Europas eigentliches Kernproblem
Zuerst die gute Nachricht: Nach dem Scheitern des irischen Referendums zum Lissabonner Vertrag scheint es den Staats- und Regierungschefs der EU ernst damit, das Projekt Europa mit einer gewissen Entschlusskraft voranzutreiben. Statt sich wie 2005 nach den ablehnenden Voten zur EU-Verfassung in Frankreich und den Niederlanden einer zweijährigen Reflexionsphase - sprich der Tatenlosigkeit - hinzugeben, soll es nun gleich weitergehen.
Deutlich spürbar war Ende der vergangenen Woche der Wille in Brüssel, Handlungsfähigkeit zu demonstrieren.
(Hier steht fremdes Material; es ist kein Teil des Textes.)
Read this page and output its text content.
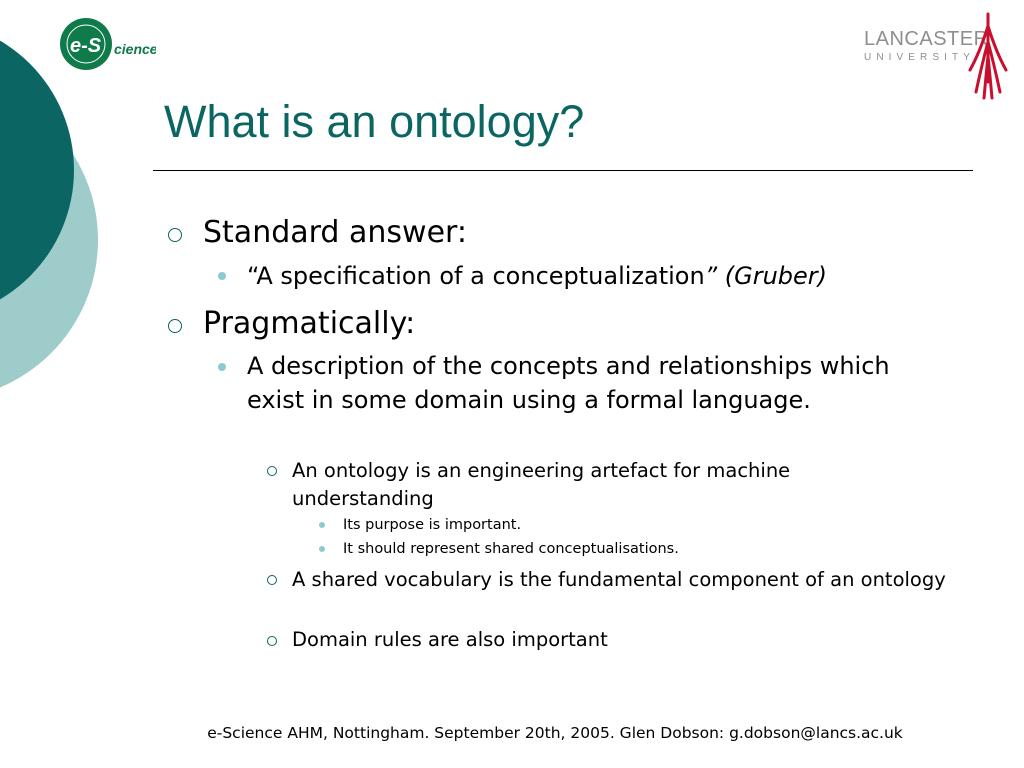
e-S cience	LANCASTER
UNIVERSITY
What is an ontology?

Standard answer:

“A specification of a conceptualization” (Gruber)

Pragmatically:

A description of the concepts and relationships which exist in some domain using a formal language.

An ontology is an engineering artefact for machine understanding

Its purpose is important.

It should represent shared conceptualisations.

A shared vocabulary is the fundamental component of an ontology

Domain rules are also important

e-Science AHM, Nottingham. September 20th, 2005. Glen Dobson: g.dobson@lancs.ac.uk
Das Ergebnis lautet wie folgt: 1. Am Vertrag wird festgehalten, 2. Ohne Irland kann er nicht in Kraft treten und 3. Die irische Regierung muss deshalb einen Plan entwickeln, wie man den trotzigen Insulanern doch noch ein Ja zum Vertrag abringen kann. Letzteres muss dann allerdings sehr zügig geschehen, denn bereits im Mai 2009, bei den nächsten Wahlen zum Europaparlament, braucht man die neuen Regeln zu Sitzverteilung und Parlamentskompetenzen. Noch einmal nach den allgemein als unzulänglich eingestuften Regeln des derzeit geltenden Vertrags von Nizza abstimmen, das will niemand.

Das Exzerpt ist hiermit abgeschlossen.